Au programme de demain, un périple entre Saint Etienne et Brioude. Roland Bin entend bien défendre son maillot de meilleur « Sloweur ».

« Personne ne me l’enlèvera, assure-t-il. A part peut-être une jolie fille. »

A bonne entendeuse.

 

RUBRIQUE ANIMALIÈRE (ou merci d’avoir posé la question)

Pourquoi la girafe a-t-elle un long cou ?

 

En des temps fort reculés, la savane africaine était parsemée de petits arbres à portée des herbivores courts sur pattes. La girafe ressemblait en tous points à sa descendante que l’on connait aujourd’hui, même robe tachetée, mêmes cornes, si ce n’est qu’elle avait un cou rétréci. Parmi elles, Sophie faisait grand festin de cette végétation abondante.

Las de se faire grignoter à longueur de journée, les arbres de la savane se réunirent en concile pour mettre sur pied un plan de riposte.

« Gorgeons-nous de poison, proposa un acacia radical. On n’y reprendra plus ces gourmands.

Un vieux baobab trouvait la stratégie un peu basse, voire carrément vicieuse.

« Notre faiblesse c’est notre taille. La nature nous met à l’épreuve ! Ah, si nous pouvions tous en prendre de la graine !

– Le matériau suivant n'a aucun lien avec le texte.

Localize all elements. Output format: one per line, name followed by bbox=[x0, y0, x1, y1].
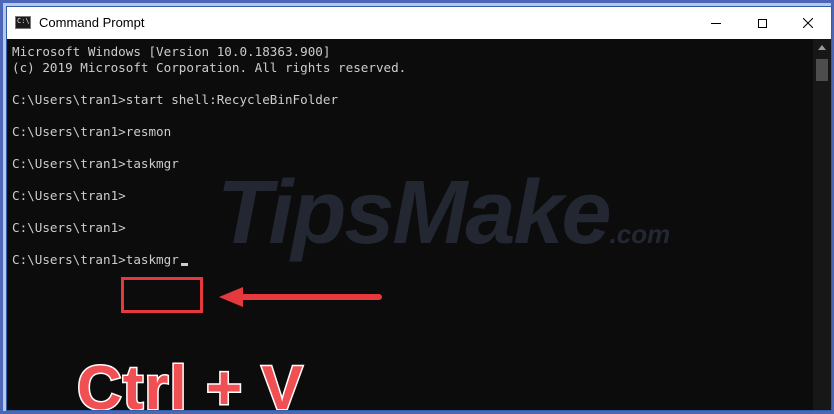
minimize-button[interactable] bbox=[693, 7, 739, 39]
shortcut-label: Ctrl + V bbox=[76, 353, 305, 411]
title-bar[interactable]: C:\ Command Prompt bbox=[7, 7, 831, 39]
pasted-command-highlight bbox=[121, 277, 203, 313]
console-line: Microsoft Windows [Version 10.0.18363.90… bbox=[12, 44, 331, 59]
text-cursor bbox=[180, 263, 188, 266]
console-line: C:\Users\tran1>taskmgr bbox=[12, 156, 179, 171]
console-line: C:\Users\tran1>start shell:RecycleBinFol… bbox=[12, 92, 339, 107]
console-line: C:\Users\tran1>resmon bbox=[12, 124, 172, 139]
scroll-up-button[interactable] bbox=[813, 39, 831, 56]
window-title: Command Prompt bbox=[39, 15, 145, 30]
vertical-scrollbar[interactable] bbox=[813, 39, 831, 410]
maximize-icon bbox=[757, 18, 767, 28]
console-line: (c) 2019 Microsoft Corporation. All righ… bbox=[12, 60, 407, 75]
console-output[interactable]: TipsMake.com Microsoft Windows [Version … bbox=[7, 39, 811, 411]
console-icon-glyph: C:\ bbox=[17, 17, 30, 25]
scroll-up-arrow-icon bbox=[818, 45, 826, 50]
console-lines: Microsoft Windows [Version 10.0.18363.90… bbox=[12, 44, 406, 267]
watermark-text: TipsMake bbox=[217, 163, 612, 263]
pointer-arrow-icon bbox=[219, 287, 382, 307]
tipsmake-watermark: TipsMake.com bbox=[217, 163, 670, 284]
scroll-thumb[interactable] bbox=[816, 59, 828, 81]
maximize-button[interactable] bbox=[739, 7, 785, 39]
console-current-line[interactable]: C:\Users\tran1>taskmgr bbox=[12, 252, 188, 268]
screenshot-frame: C:\ Command Prompt TipsMake.com Microsof… bbox=[0, 0, 834, 414]
console-line: C:\Users\tran1> bbox=[12, 220, 126, 235]
close-icon bbox=[803, 18, 813, 28]
minimize-icon bbox=[711, 22, 721, 24]
watermark-suffix: .com bbox=[609, 219, 671, 249]
console-line: C:\Users\tran1>taskmgr bbox=[12, 252, 179, 267]
console-line: C:\Users\tran1> bbox=[12, 188, 126, 203]
console-icon: C:\ bbox=[15, 16, 31, 29]
command-prompt-window: C:\ Command Prompt TipsMake.com Microsof… bbox=[6, 6, 832, 411]
close-button[interactable] bbox=[785, 7, 831, 39]
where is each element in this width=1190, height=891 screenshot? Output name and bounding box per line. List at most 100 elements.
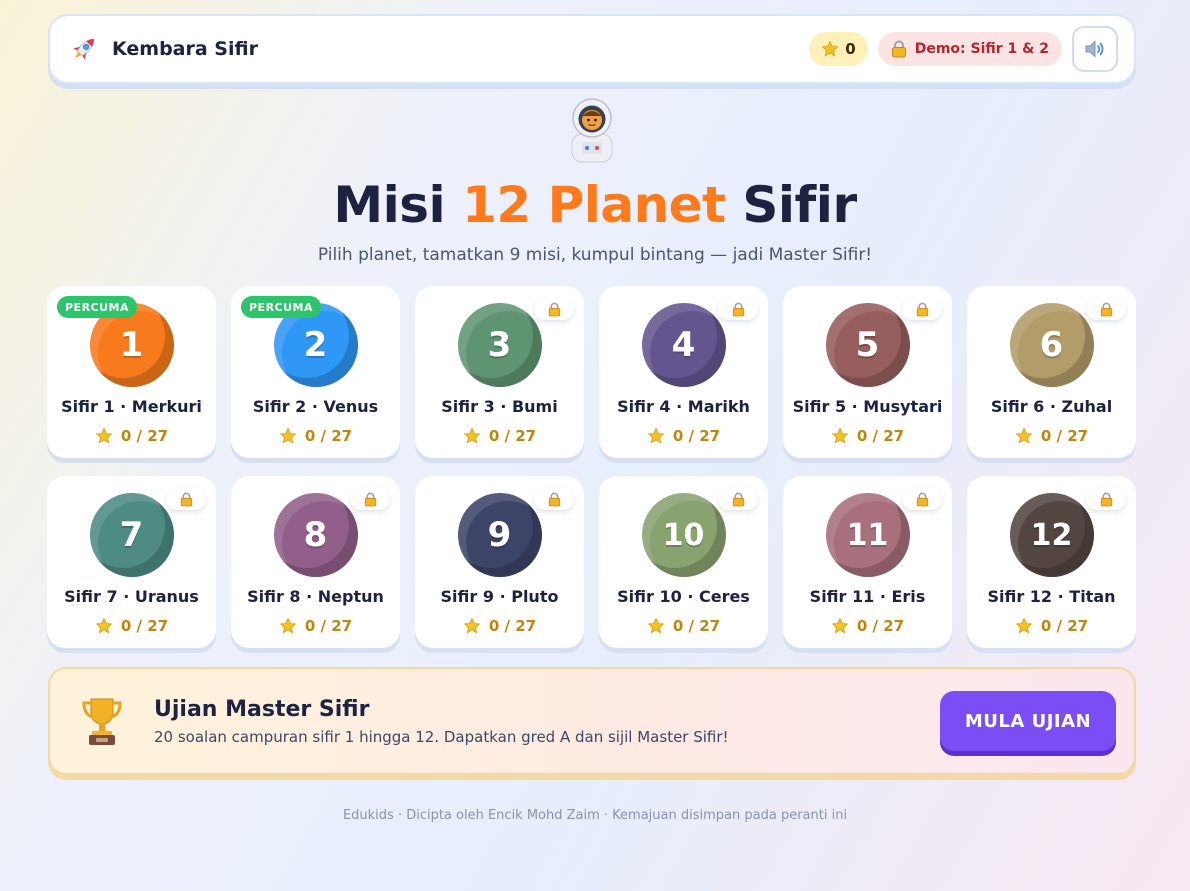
planet-title: Sifir 11 · Eris [809,587,926,606]
planet-title: Sifir 2 · Venus [252,397,379,416]
page-title: Misi 12 Planet Sifir [0,176,1190,234]
planet-score-value: 0 / 27 [488,427,537,445]
planet-title: Sifir 7 · Uranus [64,587,199,606]
planet-title: Sifir 8 · Neptun [247,587,384,606]
lock-badge [1086,488,1126,510]
planet-number: 3 [457,303,542,387]
planet-card-10[interactable]: 10 Sifir 10 · Ceres 0 / 27 [599,476,768,648]
planet-score-value: 0 / 27 [856,427,905,445]
planet-score: 0 / 27 [463,617,536,635]
planet-title: Sifir 6 · Zuhal [990,397,1113,416]
start-exam-button[interactable]: MULA UJIAN [940,691,1116,751]
lock-icon [180,492,192,506]
planet-score-value: 0 / 27 [672,427,721,445]
brand-name: Kembara Sifir [112,38,258,60]
planet-number: 4 [641,303,726,387]
lock-badge [1086,298,1126,320]
planet-number: 5 [825,303,910,387]
astronaut-icon [571,98,613,163]
lock-icon [916,492,928,506]
star-icon [647,617,665,634]
planet-score-value: 0 / 27 [488,617,537,635]
lock-icon [732,302,744,316]
planet-score-value: 0 / 27 [1040,427,1089,445]
lock-icon [732,492,744,506]
stars-counter: 0 [809,32,868,66]
planet-number: 6 [1009,303,1094,387]
planet-number: 11 [825,493,910,577]
star-icon [463,427,481,444]
star-icon [279,427,297,444]
lock-icon [1100,302,1112,316]
planet-title: Sifir 3 · Bumi [441,397,558,416]
planet-score-value: 0 / 27 [120,427,169,445]
title-part-2: Sifir [725,176,857,234]
lock-icon [548,492,560,506]
planet-score: 0 / 27 [279,427,352,445]
lock-badge [902,298,942,320]
planet-score-value: 0 / 27 [120,617,169,635]
trophy-icon [82,698,122,745]
planet-card-8[interactable]: 8 Sifir 8 · Neptun 0 / 27 [231,476,400,648]
free-badge: PERCUMA [57,296,138,318]
planet-card-3[interactable]: 3 Sifir 3 · Bumi 0 / 27 [415,286,584,458]
lock-badge [718,298,758,320]
planet-card-1[interactable]: PERCUMA 1 Sifir 1 · Merkuri 0 / 27 [47,286,216,458]
planet-score: 0 / 27 [831,617,904,635]
planet-title: Sifir 9 · Pluto [440,587,559,606]
planet-card-5[interactable]: 5 Sifir 5 · Musytari 0 / 27 [783,286,952,458]
star-icon [831,617,849,634]
exam-banner: Ujian Master Sifir 20 soalan campuran si… [48,667,1136,775]
exam-description: 20 soalan campuran sifir 1 hingga 12. Da… [154,727,729,746]
footer-text: Edukids · Dicipta oleh Encik Mohd Zaim ·… [342,808,848,823]
planet-title: Sifir 12 · Titan [987,587,1116,606]
planet-score-value: 0 / 27 [1040,617,1089,635]
star-icon [279,617,297,634]
lock-icon [364,492,376,506]
planet-card-4[interactable]: 4 Sifir 4 · Marikh 0 / 27 [599,286,768,458]
planet-score: 0 / 27 [463,427,536,445]
planet-score-value: 0 / 27 [856,617,905,635]
star-icon [821,40,839,57]
planet-score: 0 / 27 [95,427,168,445]
page-subtitle: Pilih planet, tamatkan 9 misi, kumpul bi… [317,245,873,265]
planet-title: Sifir 1 · Merkuri [61,397,202,416]
free-badge: PERCUMA [241,296,322,318]
lock-icon [1100,492,1112,506]
lock-icon [916,302,928,316]
brand[interactable]: Kembara Sifir [68,33,258,65]
planet-title: Sifir 4 · Marikh [617,397,750,416]
planet-score: 0 / 27 [647,427,720,445]
planet-card-6[interactable]: 6 Sifir 6 · Zuhal 0 / 27 [967,286,1136,458]
planet-number: 10 [641,493,726,577]
planet-title: Sifir 10 · Ceres [617,587,750,606]
planet-card-7[interactable]: 7 Sifir 7 · Uranus 0 / 27 [47,476,216,648]
star-icon [1015,617,1033,634]
planet-score: 0 / 27 [1015,427,1088,445]
demo-label: Demo: Sifir 1 & 2 [914,41,1049,57]
star-icon [463,617,481,634]
stars-count: 0 [845,40,856,58]
planet-card-11[interactable]: 11 Sifir 11 · Eris 0 / 27 [783,476,952,648]
planet-card-2[interactable]: PERCUMA 2 Sifir 2 · Venus 0 / 27 [231,286,400,458]
exam-title: Ujian Master Sifir [154,696,370,722]
star-icon [831,427,849,444]
planet-card-12[interactable]: 12 Sifir 12 · Titan 0 / 27 [967,476,1136,648]
star-icon [95,617,113,634]
planet-score-value: 0 / 27 [304,427,353,445]
planet-card-9[interactable]: 9 Sifir 9 · Pluto 0 / 27 [415,476,584,648]
planet-score-value: 0 / 27 [304,617,353,635]
speaker-icon [1085,40,1104,58]
title-part-1: Misi [333,176,463,234]
planet-score: 0 / 27 [647,617,720,635]
sound-toggle-button[interactable] [1072,26,1118,72]
planet-number: 9 [457,493,542,577]
planet-number: 8 [273,493,358,577]
planet-score: 0 / 27 [831,427,904,445]
lock-badge [902,488,942,510]
planet-score: 0 / 27 [1015,617,1088,635]
top-bar: Kembara Sifir 0 Demo: Sifir 1 & 2 [48,14,1136,84]
lock-badge [350,488,390,510]
lock-icon [548,302,560,316]
demo-badge: Demo: Sifir 1 & 2 [877,32,1062,66]
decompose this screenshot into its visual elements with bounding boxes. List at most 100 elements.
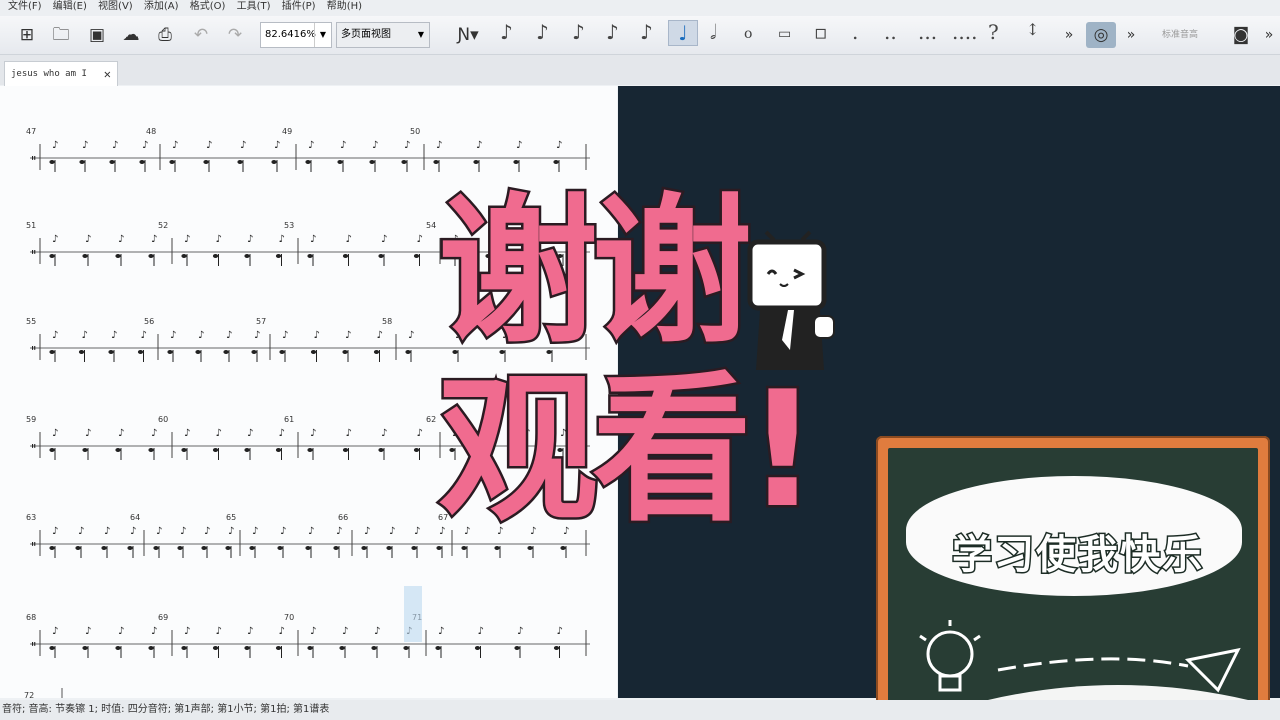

La providence entendit leur prière. Le matin suivant, tous les enracinés de la savane toisaient leurs prédateurs d’au moins trois mètres. Seuls les singes les plus acrobates pouvaient encore atteindre les branches.

« C’est un coup monté pour nous affamer ! protesta Sophie la girafe.

– On n’a plus qu’à retourner se coucher. Après tout, ne dit-on pas qui dort dine ?  philosopha un cheval en pyjama à rayures qualifié de drôle de zèbre.

En s’élevant contre un soi-disant complot, Sophie ne pensait pas en sortir grandie. Or le lendemain, quelle ne fut pas sa surprise de se réveiller avec son col considérablement rehaussé.

Les arbres n’avaient pas prévu ce « cou » là !

La girafe put donc reprendre sa mastication. Plusieurs animaux moins chanceux durent migrer vers d’autres contrées, là où le « cou de la vie » pour manger était moins élevé.